Specifically, students were stratified by their maths-ability level and gender,
and then randomly assigned to a four-member team. At the beginning of each game
session, students collaborated for 10 minutes in pairs, practicing with the
game, discussing questions and solutions and correcting each other’s
misconceptions. For the remainder of the 30 minutes, class teams then competed
against one another; each team member held a laptop and was assigned to a
tournament table to play against representatives of the other teams. At any
tournament table, the students were roughly comparable in achievement level. At
the end of every two gaming sessions, the players at each table compared their
gaming scores to determine their rank order which was then converted into
points. The points that the players earned were added to compute a team score.

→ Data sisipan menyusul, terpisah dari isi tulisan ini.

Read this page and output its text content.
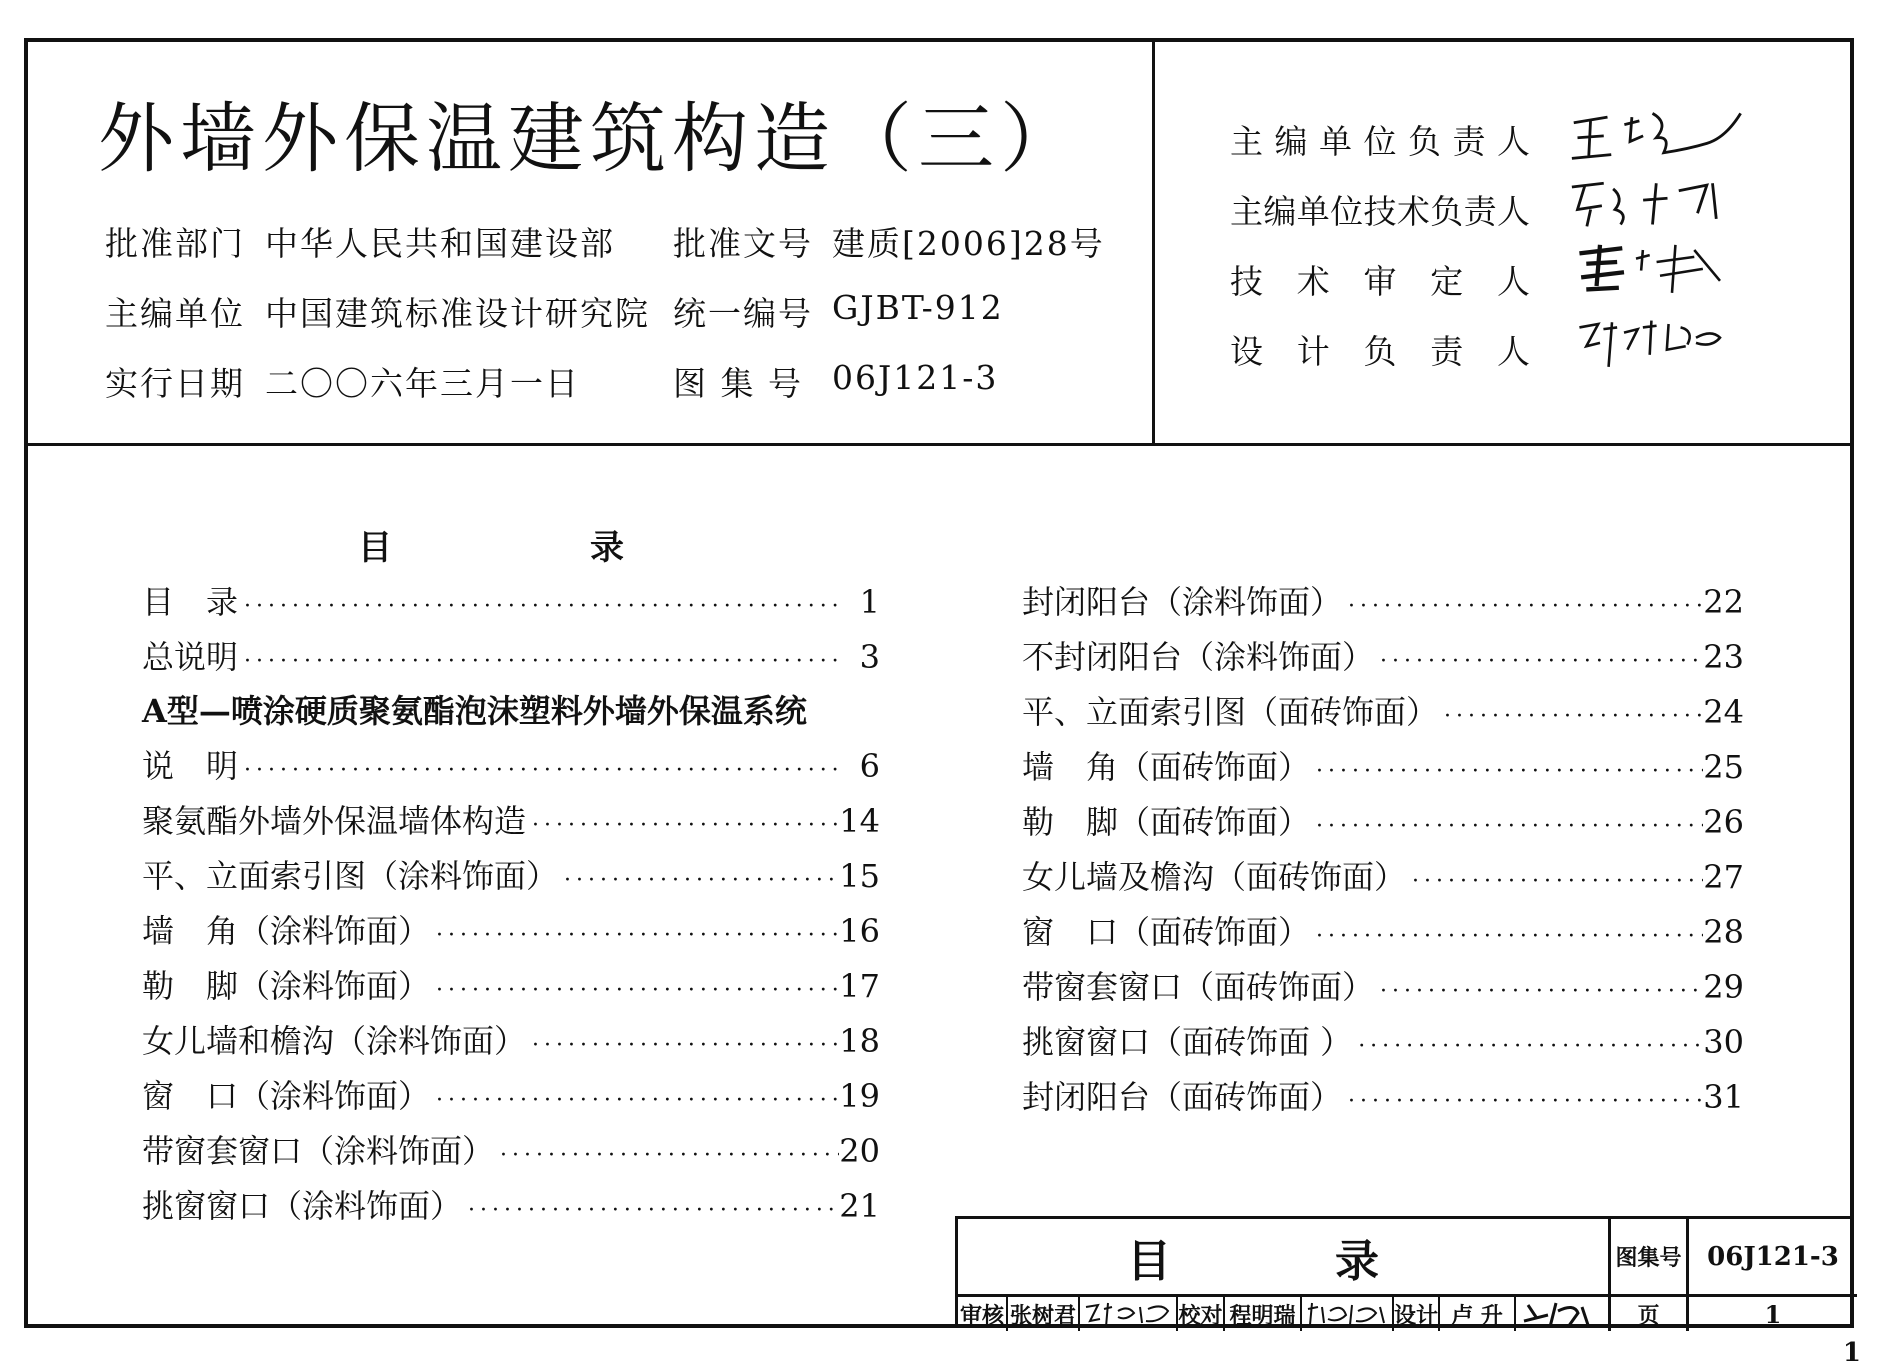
外墙外保温建筑构造（三）
批准部门 中华人民共和国建设部 批准文号 建质[2006]28号
主编单位 中国建筑标准设计研究院 统一编号 GJBT-912
实行日期 二〇〇六年三月一日	图 集 号 06J121-3
主编单位负责人
主编单位技术负责人
技术审定人
设计负责人
目	录
目　录 ·····	1
总说明 ·····	3
A型—喷涂硬质聚氨酯泡沫塑料外墙外保温系统
说　明 ·····	6
聚氨酯外墙外保温墙体构造 ·····	14
平、立面索引图（涂料饰面） ·····	15
墙　角（涂料饰面） ·····	16
勒　脚（涂料饰面） ·····	17
女儿墙和檐沟（涂料饰面） ·····	18
窗　口（涂料饰面） ·····	19
带窗套窗口（涂料饰面） ·····	20
挑窗窗口（涂料饰面） ·····	21
封闭阳台（涂料饰面） ·····	22
不封闭阳台（涂料饰面） ·····	23
平、立面索引图（面砖饰面） ·····	24
墙　角（面砖饰面） ·····	25
勒　脚（面砖饰面） ·····	26
女儿墙及檐沟（面砖饰面） ·····	27
窗　口（面砖饰面） ·····	28
带窗套窗口（面砖饰面） ·····	29
挑窗窗口（面砖饰面 ） ·····	30
封闭阳台（面砖饰面） ·····	31
目　录	图集号 06J121-3
审核 张树君	校对 程明瑞	设计 卢 升	页	1
1
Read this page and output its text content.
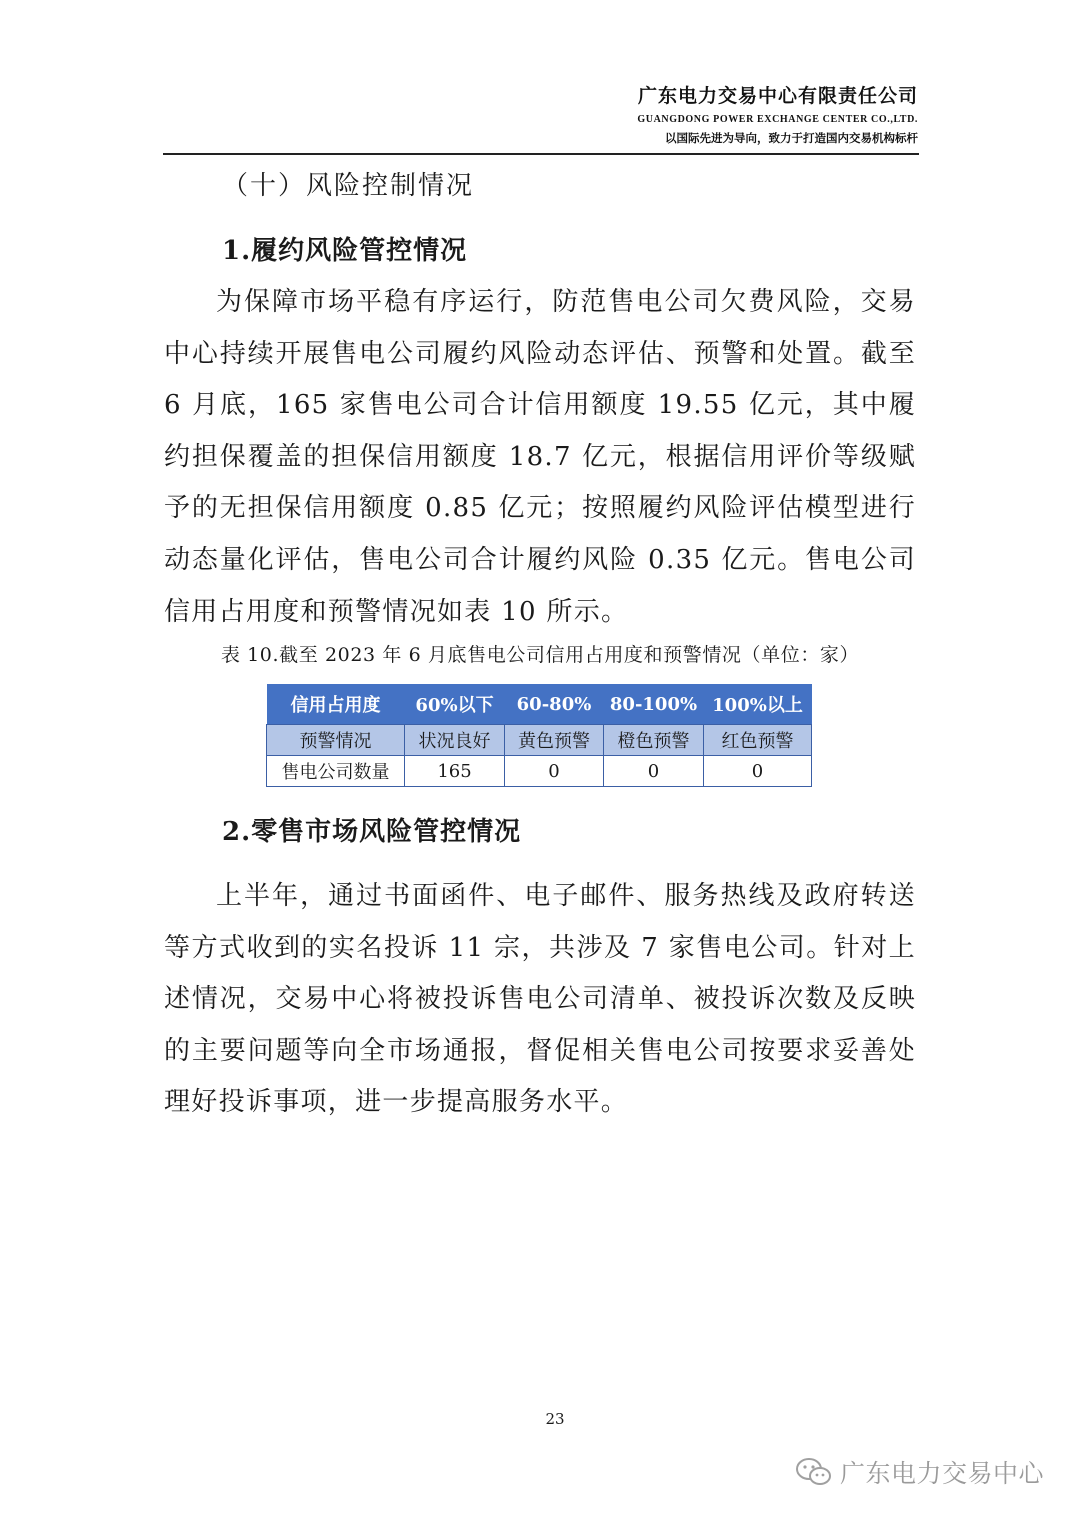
广东电力交易中心有限责任公司
GUANGDONG POWER EXCHANGE CENTER CO.,LTD.
以国际先进为导向，致力于打造国内交易机构标杆
（十）风险控制情况
1.履约风险管控情况

为保障市场平稳有序运行，防范售电公司欠费风险，交易中心持续开展售电公司履约风险动态评估、预警和处置。截至 6 月底，165 家售电公司合计信用额度 19.55 亿元，其中履约担保覆盖的担保信用额度 18.7 亿元，根据信用评价等级赋予的无担保信用额度 0.85 亿元；按照履约风险评估模型进行动态量化评估，售电公司合计履约风险 0.35 亿元。售电公司信用占用度和预警情况如表 10 所示。

表 10.截至 2023 年 6 月底售电公司信用占用度和预警情况（单位：家）
信用占用度	60%以下	60-80%	80-100%	100%以上
预警情况	状况良好	黄色预警	橙色预警	红色预警
售电公司数量	165	0	0	0
2.零售市场风险管控情况

上半年，通过书面函件、电子邮件、服务热线及政府转送等方式收到的实名投诉 11 宗，共涉及 7 家售电公司。针对上述情况，交易中心将被投诉售电公司清单、被投诉次数及反映的主要问题等向全市场通报，督促相关售电公司按要求妥善处理好投诉事项，进一步提高服务水平。

23
广东电力交易中心
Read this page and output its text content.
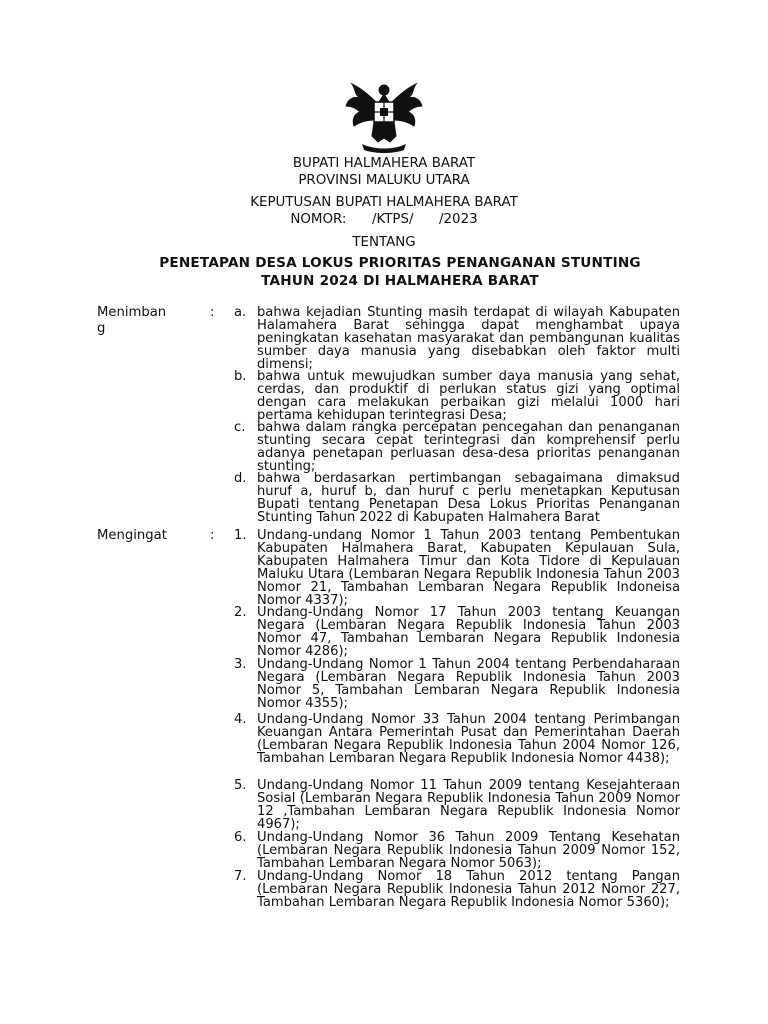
BUPATI HALMAHERA BARAT
PROVINSI MALUKU UTARA
KEPUTUSAN BUPATI HALMAHERA BARAT
NOMOR:      /KTPS/      /2023
TENTANG
PENETAPAN DESA LOKUS PRIORITAS PENANGANAN STUNTING
TAHUN 2024 DI HALMAHERA BARAT
Menimban
g
: a. bahwa kejadian Stunting masih terdapat di wilayah Kabupaten Halamahera Barat sehingga dapat menghambat upaya peningkatan kasehatan masyarakat dan pembangunan kualitas sumber daya manusia yang disebabkan oleh faktor multi dimensi;
b. bahwa untuk mewujudkan sumber daya manusia yang sehat, cerdas, dan produktif di perlukan status gizi yang optimal dengan cara melakukan perbaikan gizi melalui 1000 hari pertama kehidupan terintegrasi Desa;
c. bahwa dalam rangka percepatan pencegahan dan penanganan stunting secara cepat terintegrasi dan komprehensif perlu adanya penetapan perluasan desa-desa prioritas penanganan stunting;
d. bahwa berdasarkan pertimbangan sebagaimana dimaksud huruf a, huruf b, dan huruf c perlu menetapkan Keputusan Bupati tentang Penetapan Desa Lokus Prioritas Penanganan Stunting Tahun 2022 di Kabupaten Halmahera Barat
Mengingat	: 1. Undang-undang Nomor 1 Tahun 2003 tentang Pembentukan Kabupaten Halmahera Barat, Kabupaten Kepulauan Sula, Kabupaten Halmahera Timur dan Kota Tidore di Kepulauan Maluku Utara (Lembaran Negara Republik Indonesia Tahun 2003 Nomor 21, Tambahan Lembaran Negara Republik Indoneisa Nomor 4337);
2. Undang-Undang Nomor 17 Tahun 2003 tentang Keuangan Negara (Lembaran Negara Republik Indonesia Tahun 2003 Nomor 47, Tambahan Lembaran Negara Republik Indonesia Nomor 4286);
3. Undang-Undang Nomor 1 Tahun 2004 tentang Perbendaharaan Negara (Lembaran Negara Republik Indonesia Tahun 2003 Nomor 5, Tambahan Lembaran Negara Republik Indonesia Nomor 4355);
4. Undang-Undang Nomor 33 Tahun 2004 tentang Perimbangan Keuangan Antara Pemerintah Pusat dan Pemerintahan Daerah (Lembaran Negara Republik Indonesia Tahun 2004 Nomor 126, Tambahan Lembaran Negara Republik Indonesia Nomor 4438);
5. Undang-Undang Nomor 11 Tahun 2009 tentang Kesejahteraan Sosial (Lembaran Negara Republik Indonesia Tahun 2009 Nomor 12 ,Tambahan Lembaran Negara Republik Indonesia Nomor 4967);
6. Undang-Undang Nomor 36 Tahun 2009 Tentang Kesehatan (Lembaran Negara Republik Indonesia Tahun 2009 Nomor 152, Tambahan Lembaran Negara Nomor 5063);
7. Undang-Undang Nomor 18 Tahun 2012 tentang Pangan (Lembaran Negara Republik Indonesia Tahun 2012 Nomor 227, Tambahan Lembaran Negara Republik Indonesia Nomor 5360);
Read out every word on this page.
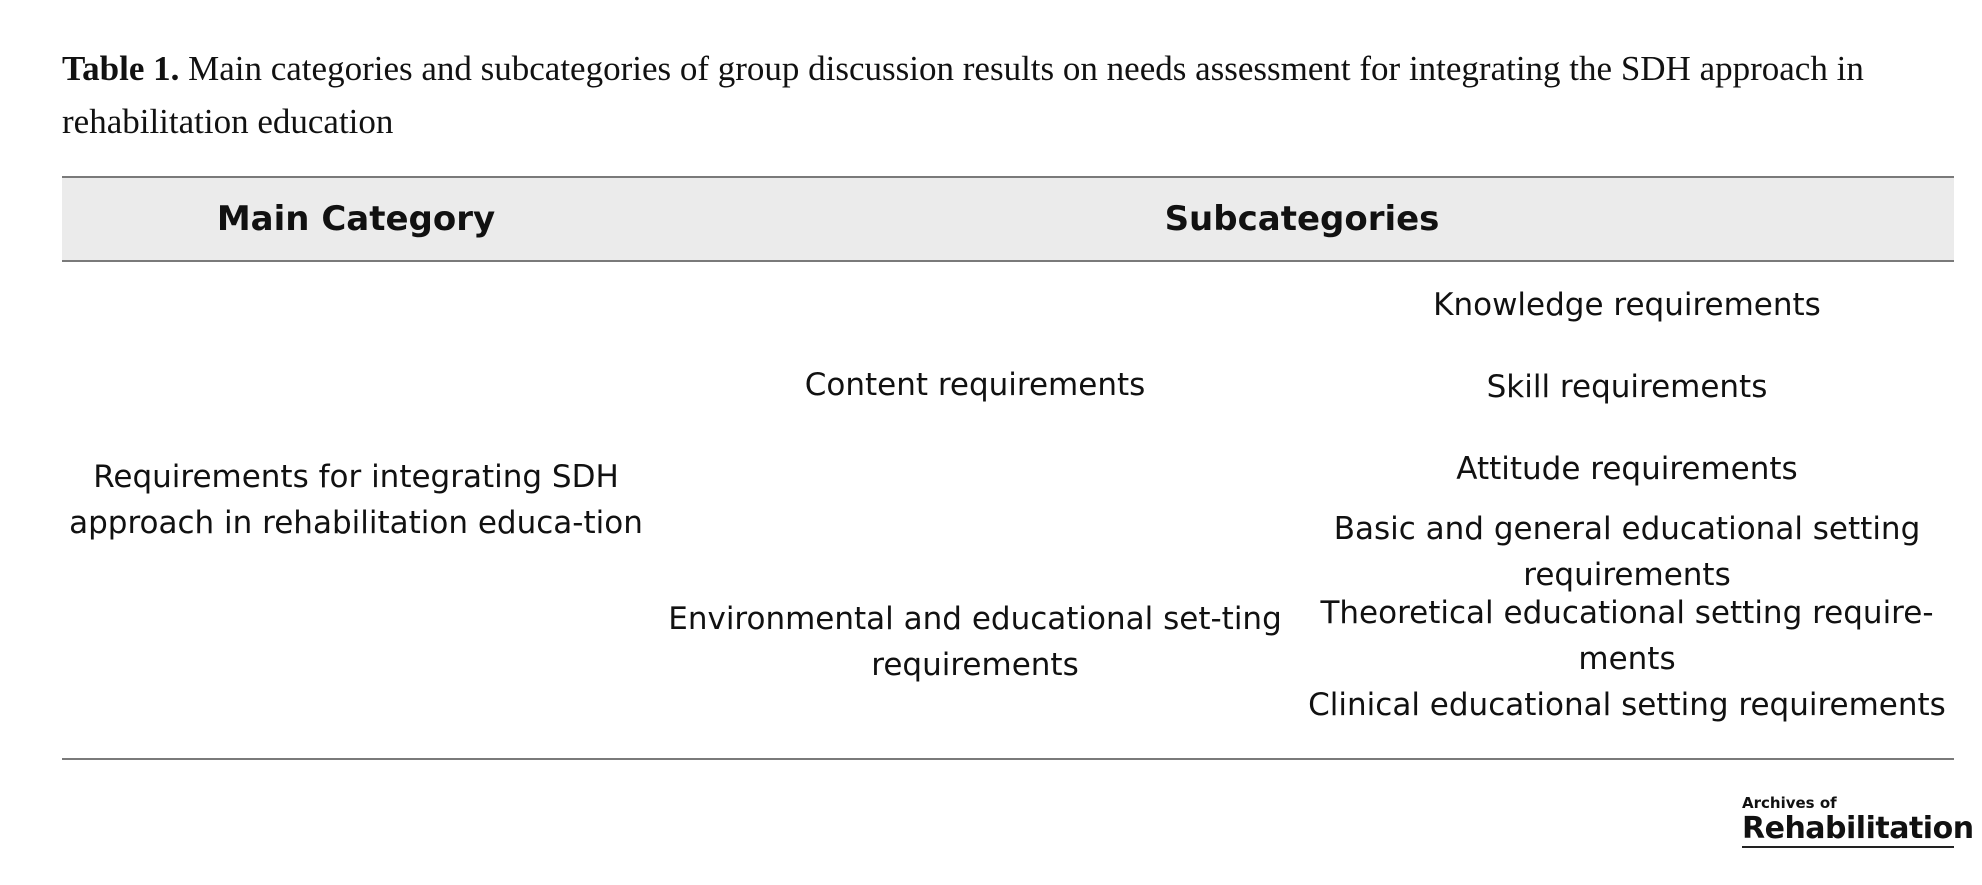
Table 1. Main categories and subcategories of group discussion results on needs assessment for integrating the SDH approach in rehabilitation education
Main Category	Subcategories
Requirements for integrating SDH approach in rehabilitation educa-tion
Content requirements
Environmental and educational set-ting requirements
Knowledge requirements
Skill requirements
Attitude requirements
Basic and general educational setting requirements
Theoretical educational setting require-ments
Clinical educational setting requirements
Archives of
Rehabilitation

The individual and team scores were ranked and listed in a newsletter, and
distributed to the class at the beginning of every treatment week. In the
newsletter, individuals were identified by pseudoidentities (IDs) known only to
themselves and their teammates, which was intended to ensure the individual
accountability in cooperative learning (by having each team be aware of its
members’ contribution), whilst avoiding interpersonal competition (by hiding
individual performances from the public).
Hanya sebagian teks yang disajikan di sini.